Le troisième titre en préparation ramènera les Choucas dans le Vercors, sur les plateaux de sa moitié Nord, là même où j'ai fait "ma" première grande "expé". Le gouffre Berger, réputé jusqu'en 1968 comme "le plus profond gouffre du monde", sera le terrain du "grand jeu" peu ordinaire de nos jeunes scouts. L'action est toujours datée: située "avant 1962" - quelques années avant que j'entre au club de spéléologie. La raison en est que je tiens à reconstruire un univers différent de notre environnement social actuel, exempt de ses chaînes et de son matérialisme forcené, en phase avec des modes de vie plus simples et plus authentiques.

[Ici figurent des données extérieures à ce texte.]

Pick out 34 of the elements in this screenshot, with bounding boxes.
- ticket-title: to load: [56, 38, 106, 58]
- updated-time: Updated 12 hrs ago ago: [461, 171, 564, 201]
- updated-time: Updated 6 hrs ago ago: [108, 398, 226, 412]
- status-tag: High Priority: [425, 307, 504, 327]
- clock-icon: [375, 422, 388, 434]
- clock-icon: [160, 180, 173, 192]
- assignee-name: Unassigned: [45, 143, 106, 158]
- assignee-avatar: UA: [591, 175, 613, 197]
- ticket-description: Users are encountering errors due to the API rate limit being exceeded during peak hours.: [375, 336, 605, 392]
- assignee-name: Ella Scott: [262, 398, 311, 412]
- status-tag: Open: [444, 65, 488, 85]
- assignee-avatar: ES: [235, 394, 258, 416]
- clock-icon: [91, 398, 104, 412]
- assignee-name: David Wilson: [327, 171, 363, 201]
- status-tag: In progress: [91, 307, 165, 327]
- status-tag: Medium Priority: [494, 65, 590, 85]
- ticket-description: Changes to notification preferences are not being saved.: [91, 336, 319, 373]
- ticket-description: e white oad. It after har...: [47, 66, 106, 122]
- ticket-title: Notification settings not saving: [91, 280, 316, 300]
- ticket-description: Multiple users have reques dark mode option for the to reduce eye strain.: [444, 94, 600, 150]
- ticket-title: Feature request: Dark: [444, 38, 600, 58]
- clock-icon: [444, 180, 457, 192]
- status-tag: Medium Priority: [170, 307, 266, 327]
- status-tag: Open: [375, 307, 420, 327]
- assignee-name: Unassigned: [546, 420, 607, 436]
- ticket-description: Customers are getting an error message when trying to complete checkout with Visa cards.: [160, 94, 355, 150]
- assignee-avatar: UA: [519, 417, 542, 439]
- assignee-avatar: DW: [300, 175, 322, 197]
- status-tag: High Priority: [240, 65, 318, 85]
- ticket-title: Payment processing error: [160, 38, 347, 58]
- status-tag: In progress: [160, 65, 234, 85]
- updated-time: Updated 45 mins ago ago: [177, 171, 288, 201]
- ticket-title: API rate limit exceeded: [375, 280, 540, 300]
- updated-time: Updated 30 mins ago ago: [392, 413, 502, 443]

Par ailleurs, le scoutisme a beaucoup changé depuis les années soixante et seuls quelques groupes** perpétuent les us et coutumes, uniformes compris, des scouts de jadis - ceux de mon enfance. Les enfants aiment les uniformes et les rituels! Je l'ai constaté avec mon frère, scout de France quand j'étais gamin, puis avec mon propre fils et son meilleur copain.
 
La patrouille des Choucas est désuète. Mon style aussi.
 
C'est un choix.
 
Que les lecteurs (de tout âge) qui aime cette littérature non consensuelle me suivent! Je leur prêterai casque et lampe à acétylène...
 
R.L.M.
 
 
* Ce roman est en lecture libre sur ce lien. La deuxième aventure, actuellement publiée en feuilleton, est accessible sur ce lien.
** L'Association des Guides et Scouts d'Europe (AGSE) est une illustration parfaite d'un scoutisme "traditionnel" pérenne, celui qui est pris pour cadre dans la patrouille fictive des Choucas. Une série d'articles basée sur le "journal" d'un camp d'été d'une patrouille de l'AGSE est publiée sur ce site.